Duygusal bir yolculuğa çıkarıyor
Onur Ozan Cin’in en büyük destekçisi ve yol göstereni babası Gıyasettin Cin de tıpkı oğlu gibi sanatçı ruhlu bir insan. Hakkari’den tasını tarağını toplayıp ailesi ile birlikte Antalya’ya başlattığı göçün ardından bir hikayenin belki de başmimarı oldu. Oğlunun bir piyano virtüözü olmasında büyük paya sahip olan Gıyasettin bey, onu öve öve bitiremiyor.
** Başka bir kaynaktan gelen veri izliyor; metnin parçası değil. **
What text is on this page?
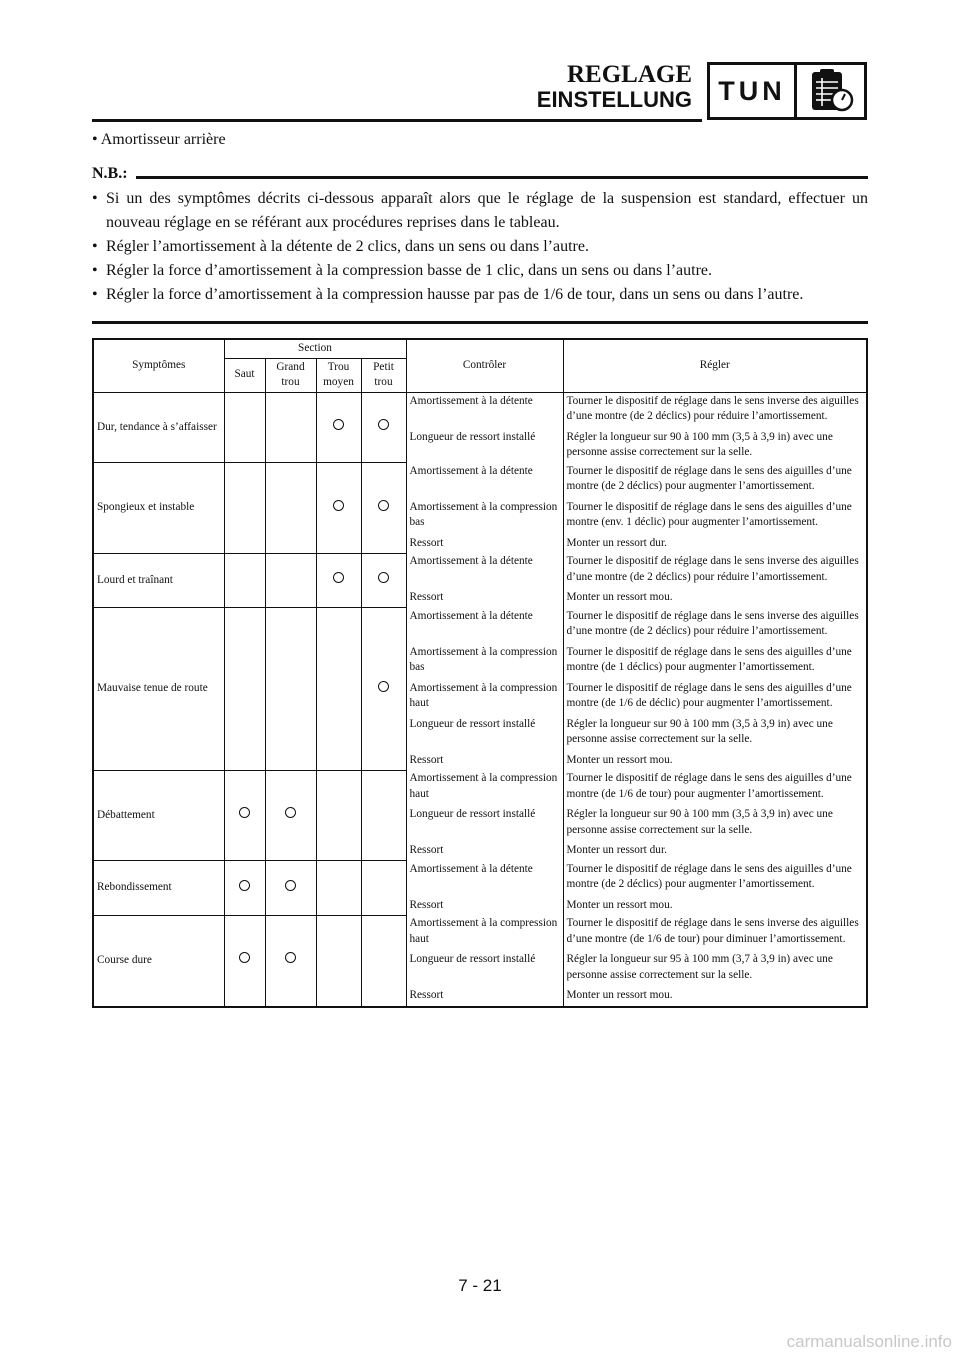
REGLAGE
EINSTELLUNG TUN
• Amortisseur arrière
N.B.:
• Si un des symptômes décrits ci-dessous apparaît alors que le réglage de la suspension est standard, effectuer un nouveau réglage en se référant aux procédures reprises dans le tableau.
• Régler l’amortissement à la détente de 2 clics, dans un sens ou dans l’autre.
• Régler la force d’amortissement à la compression basse de 1 clic, dans un sens ou dans l’autre.
• Régler la force d’amortissement à la compression hausse par pas de 1/6 de tour, dans un sens ou dans l’autre.
Symptômes	Section				Contrôler	Régler
	Saut	Grand trou	Trou moyen	Petit trou		
Dur, tendance à s’affaisser					Amortissement à la détente	Tourner le dispositif de réglage dans le sens inverse des aiguilles d’une montre (de 2 déclics) pour réduire l’amortissement.
					Longueur de ressort installé	Régler la longueur sur 90 à 100 mm (3,5 à 3,9 in) avec une personne assise correctement sur la selle.
Spongieux et instable					Amortissement à la détente	Tourner le dispositif de réglage dans le sens des aiguilles d’une montre (de 2 déclics) pour augmenter l’amortissement.
					Amortissement à la compression bas	Tourner le dispositif de réglage dans le sens des aiguilles d’une montre (env. 1 déclic) pour augmenter l’amortissement.
					Ressort	Monter un ressort dur.
Lourd et traînant					Amortissement à la détente	Tourner le dispositif de réglage dans le sens inverse des aiguilles d’une montre (de 2 déclics) pour réduire l’amortissement.
					Ressort	Monter un ressort mou.
Mauvaise tenue de route					Amortissement à la détente	Tourner le dispositif de réglage dans le sens inverse des aiguilles d’une montre (de 2 déclics) pour réduire l’amortissement.
					Amortissement à la compression bas	Tourner le dispositif de réglage dans le sens des aiguilles d’une montre (de 1 déclics) pour augmenter l’amortissement.
					Amortissement à la compression haut	Tourner le dispositif de réglage dans le sens des aiguilles d’une montre (de 1/6 de déclic) pour augmenter l’amortissement.
					Longueur de ressort installé	Régler la longueur sur 90 à 100 mm (3,5 à 3,9 in) avec une personne assise correctement sur la selle.
					Ressort	Monter un ressort mou.
Débattement					Amortissement à la compression haut	Tourner le dispositif de réglage dans le sens des aiguilles d’une montre (de 1/6 de tour) pour augmenter l’amortissement.
					Longueur de ressort installé	Régler la longueur sur 90 à 100 mm (3,5 à 3,9 in) avec une personne assise correctement sur la selle.
					Ressort	Monter un ressort dur.
Rebondissement					Amortissement à la détente	Tourner le dispositif de réglage dans le sens des aiguilles d’une montre (de 2 déclics) pour augmenter l’amortissement.
					Ressort	Monter un ressort mou.
Course dure					Amortissement à la compression haut	Tourner le dispositif de réglage dans le sens inverse des aiguilles d’une montre (de 1/6 de tour) pour diminuer l’amortissement.
					Longueur de ressort installé	Régler la longueur sur 95 à 100 mm (3,7 à 3,9 in) avec une personne assise correctement sur la selle.
					Ressort	Monter un ressort mou.
7 - 21
carmanualsonline.info
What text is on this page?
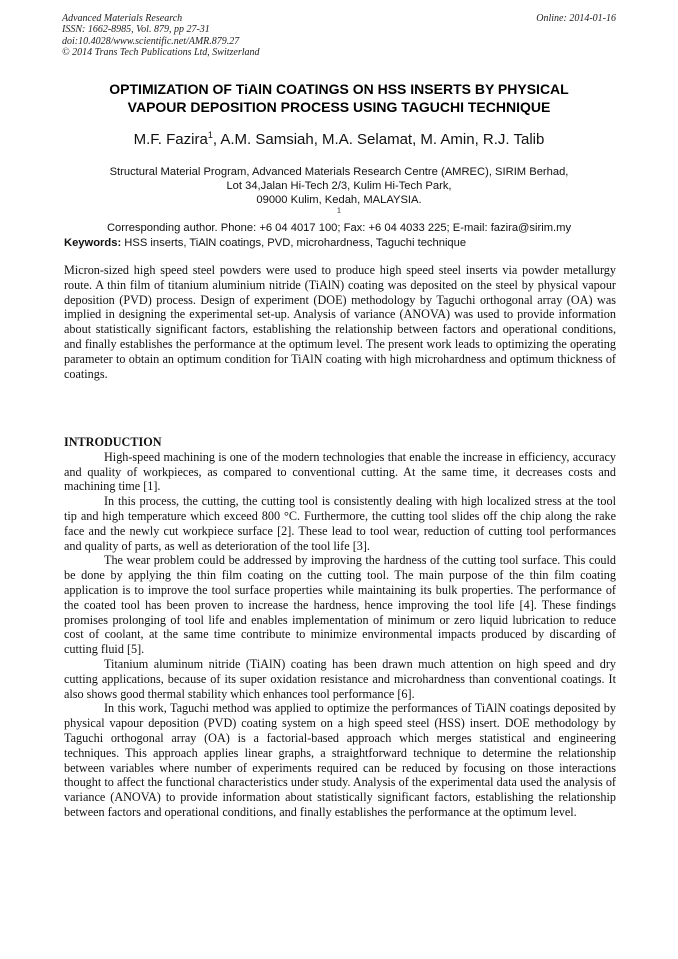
Advanced Materials Research
ISSN: 1662-8985, Vol. 879, pp 27-31
doi:10.4028/www.scientific.net/AMR.879.27
© 2014 Trans Tech Publications Ltd, Switzerland
Online: 2014-01-16
OPTIMIZATION OF TiAlN COATINGS ON HSS INSERTS BY PHYSICAL
VAPOUR DEPOSITION PROCESS USING TAGUCHI TECHNIQUE
M.F. Fazira$^1$, A.M. Samsiah, M.A. Selamat, M. Amin, R.J. Talib
Structural Material Program, Advanced Materials Research Centre (AMREC), SIRIM Berhad,
Lot 34,Jalan Hi-Tech 2/3, Kulim Hi-Tech Park,
09000 Kulim, Kedah, MALAYSIA.
$^1$
Corresponding author. Phone: +6 04 4017 100; Fax: +6 04 4033 225; E-mail: fazira@sirim.my
Keywords: HSS inserts, TiAlN coatings, PVD, microhardness, Taguchi technique

Micron-sized high speed steel powders were used to produce high speed steel inserts via powder metallurgy route. A thin film of titanium aluminium nitride (TiAlN) coating was deposited on the steel by physical vapour deposition (PVD) process. Design of experiment (DOE) methodology by Taguchi orthogonal array (OA) was implied in designing the experimental set-up. Analysis of variance (ANOVA) was used to provide information about statistically significant factors, establishing the relationship between factors and operational conditions, and finally establishes the performance at the optimum level. The present work leads to optimizing the operating parameter to obtain an optimum condition for TiAlN coating with high microhardness and optimum thickness of coatings.

INTRODUCTION

High-speed machining is one of the modern technologies that enable the increase in efficiency, accuracy and quality of workpieces, as compared to conventional cutting. At the same time, it decreases costs and machining time [1].

In this process, the cutting, the cutting tool is consistently dealing with high localized stress at the tool tip and high temperature which exceed 800 °C. Furthermore, the cutting tool slides off the chip along the rake face and the newly cut workpiece surface [2]. These lead to tool wear, reduction of cutting tool performances and quality of parts, as well as deterioration of the tool life [3].

The wear problem could be addressed by improving the hardness of the cutting tool surface. This could be done by applying the thin film coating on the cutting tool. The main purpose of the thin film coating application is to improve the tool surface properties while maintaining its bulk properties. The performance of the coated tool has been proven to increase the hardness, hence improving the tool life [4]. These findings promises prolonging of tool life and enables implementation of minimum or zero liquid lubrication to reduce cost of coolant, at the same time contribute to minimize environmental impacts produced by discarding of cutting fluid [5].

Titanium aluminum nitride (TiAlN) coating has been drawn much attention on high speed and dry cutting applications, because of its super oxidation resistance and microhardness than conventional coatings. It also shows good thermal stability which enhances tool performance [6].

In this work, Taguchi method was applied to optimize the performances of TiAlN coatings deposited by physical vapour deposition (PVD) coating system on a high speed steel (HSS) insert. DOE methodology by Taguchi orthogonal array (OA) is a factorial-based approach which merges statistical and engineering techniques. This approach applies linear graphs, a straightforward technique to determine the relationship between variables where number of experiments required can be reduced by focusing on those interactions thought to affect the functional characteristics under study. Analysis of the experimental data used the analysis of variance (ANOVA) to provide information about statistically significant factors, establishing the relationship between factors and operational conditions, and finally establishes the performance at the optimum level.
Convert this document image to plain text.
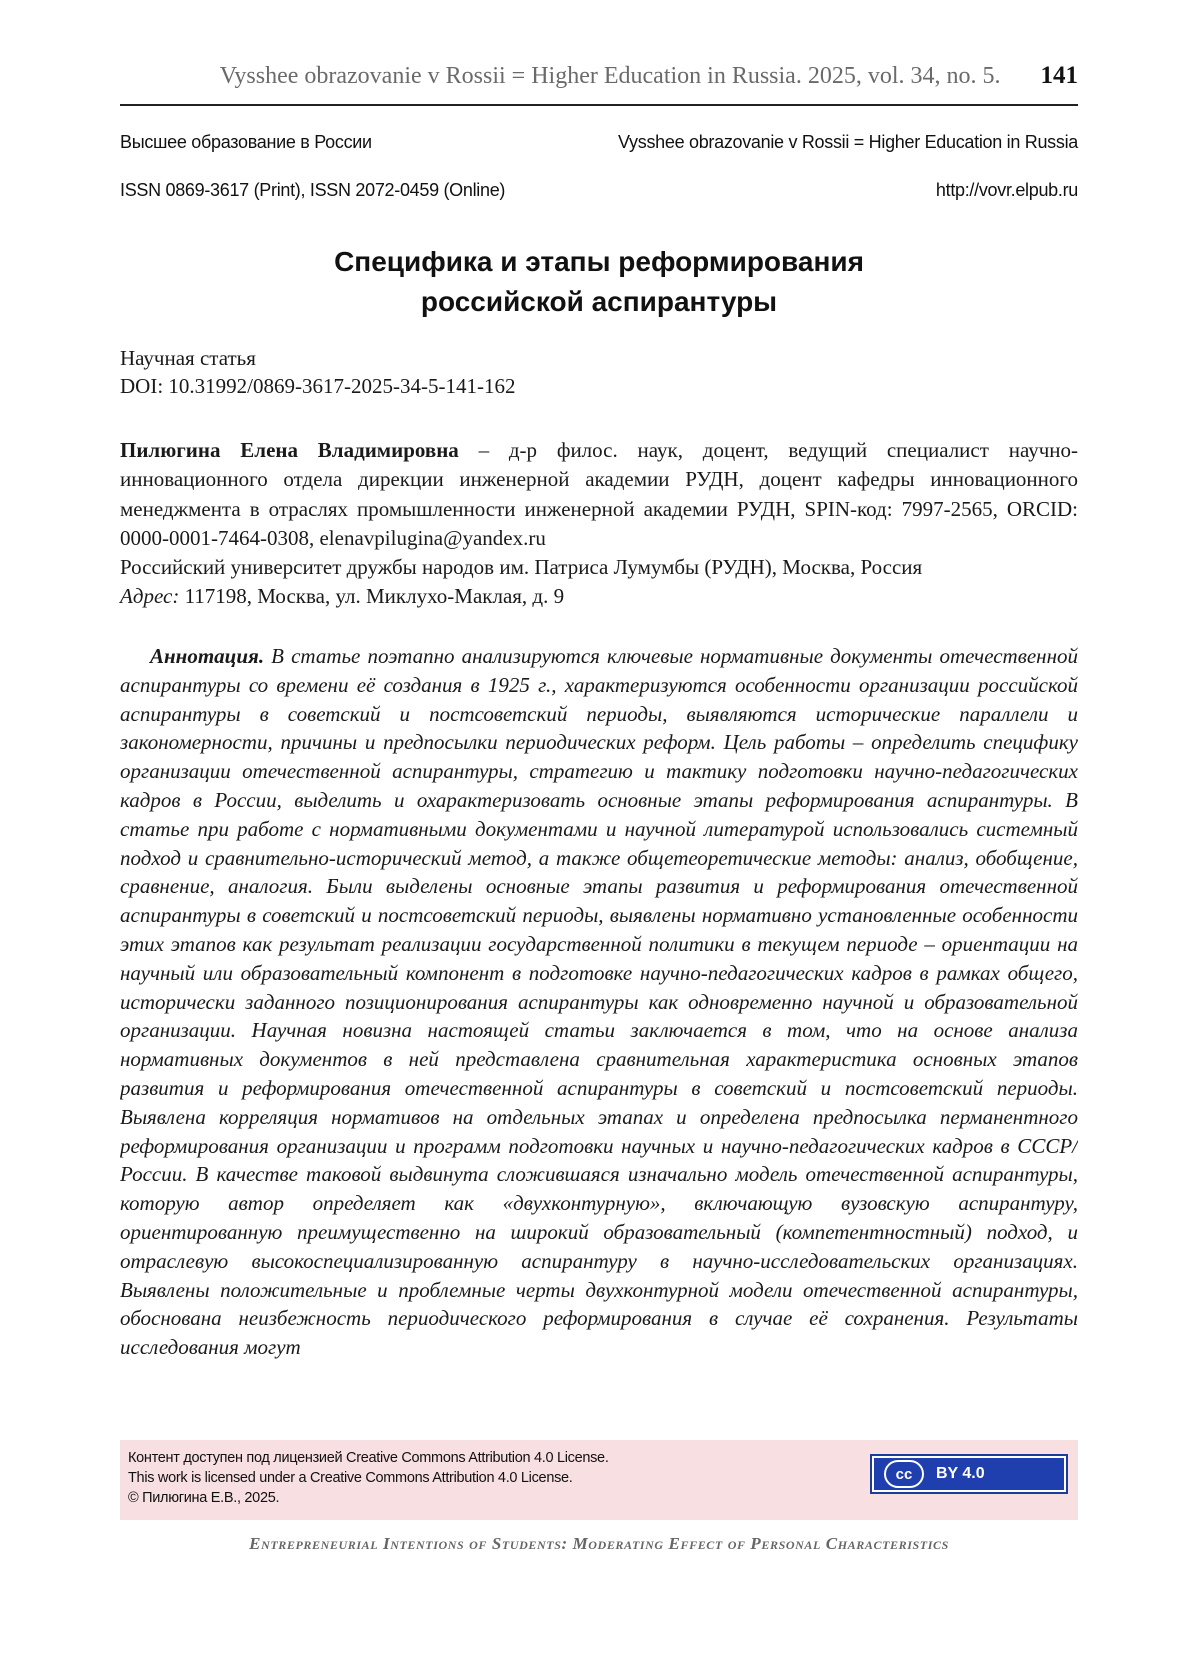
Vysshee obrazovanie v Rossii = Higher Education in Russia. 2025, vol. 34, no. 5. 141
Высшее образование в России	Vysshee obrazovanie v Rossii = Higher Education in Russia
ISSN 0869-3617 (Print), ISSN 2072-0459 (Online)	http://vovr.elpub.ru
Специфика и этапы реформирования
российской аспирантуры
Научная статья
DOI: 10.31992/0869-3617-2025-34-5-141-162

Пилюгина Елена Владимировна – д-р филос. наук, доцент, ведущий специалист научно-инновационного отдела дирекции инженерной академии РУДН, доцент кафедры инновационного менеджмента в отраслях промышленности инженерной академии РУДН, SPIN-код: 7997-2565, ORCID: 0000-0001-7464-0308, elenavpilugina@yandex.ru

Российский университет дружбы народов им. Патриса Лумумбы (РУДН), Москва, Россия

Адрес: 117198, Москва, ул. Миклухо-Маклая, д. 9

Аннотация. В статье поэтапно анализируются ключевые нормативные документы отечественной аспирантуры со времени её создания в 1925 г., характеризуются особенности организации российской аспирантуры в советский и постсоветский периоды, выявляются исторические параллели и закономерности, причины и предпосылки периодических реформ. Цель работы – определить специфику организации отечественной аспирантуры, стратегию и тактику подготовки научно-педагогических кадров в России, выделить и охарактеризовать основные этапы реформирования аспирантуры. В статье при работе с нормативными документами и научной литературой использовались системный подход и сравнительно-исторический метод, а также общетеоретические методы: анализ, обобщение, сравнение, аналогия. Были выделены основные этапы развития и реформирования отечественной аспирантуры в советский и постсоветский периоды, выявлены нормативно установленные особенности этих этапов как результат реализации государственной политики в текущем периоде – ориентации на научный или образовательный компонент в подготовке научно-педагогических кадров в рамках общего, исторически заданного позиционирования аспирантуры как одновременно научной и образовательной организации. Научная новизна настоящей статьи заключается в том, что на основе анализа нормативных документов в ней представлена сравнительная характеристика основных этапов развития и реформирования отечественной аспирантуры в советский и постсоветский периоды. Выявлена корреляция нормативов на отдельных этапах и определена предпосылка перманентного реформирования организации и программ подготовки научных и научно-педагогических кадров в СССР/России. В качестве таковой выдвинута сложившаяся изначально модель отечественной аспирантуры, которую автор определяет как «двухконтурную», включающую вузовскую аспирантуру, ориентированную преимущественно на широкий образовательный (компетентностный) подход, и отраслевую высокоспециализированную аспирантуру в научно-исследовательских организациях. Выявлены положительные и проблемные черты двухконтурной модели отечественной аспирантуры, обоснована неизбежность периодического реформирования в случае её сохранения. Результаты исследования могут

Контент доступен под лицензией Creative Commons Attribution 4.0 License.
This work is licensed under a Creative Commons Attribution 4.0 License.
© Пилюгина Е.В., 2025.
cc	BY 4.0
Entrepreneurial Intentions of Students: Moderating Effect of Personal Characteristics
O da oğlunun müziğinin büyüsüne kapılmış olacak ki ona yürekten inanarak dökülüyor sözcükler ağzından: “Sizler her günün akşamında, hafta sonunda veya seyahat anlarında Onur Ozan Cin'i dinlemelisiniz.
Parmaklarının dokunduğu piyano tuşlarının tınısı, her notası sizi farklı diyarlara taşıyacak. Bu müziği dinlerken, kendi iç dünyanızda yeni şeyler keşfedeceksiniz. Kimi zaman hayal kırıklığına, kimi zaman yaşanmış bir aşka, kimi zaman da yaşanmış bir sevdayla hüzünlü sonlara tanıklık edeceksiniz. Bazen buruk bir ayrılık, bazen de iç dünyanızda küçük bir tebessüme şahitlik edeceksiniz. Sözün özü bu müzik size duygusal bir yolculuk sunacak ve siz dönmek istemeyeceksiniz. Çünkü aradığınız her şey, bu melodilerin içinde gizli. İşte o zaman tam anlamıyla hissedeceksiniz."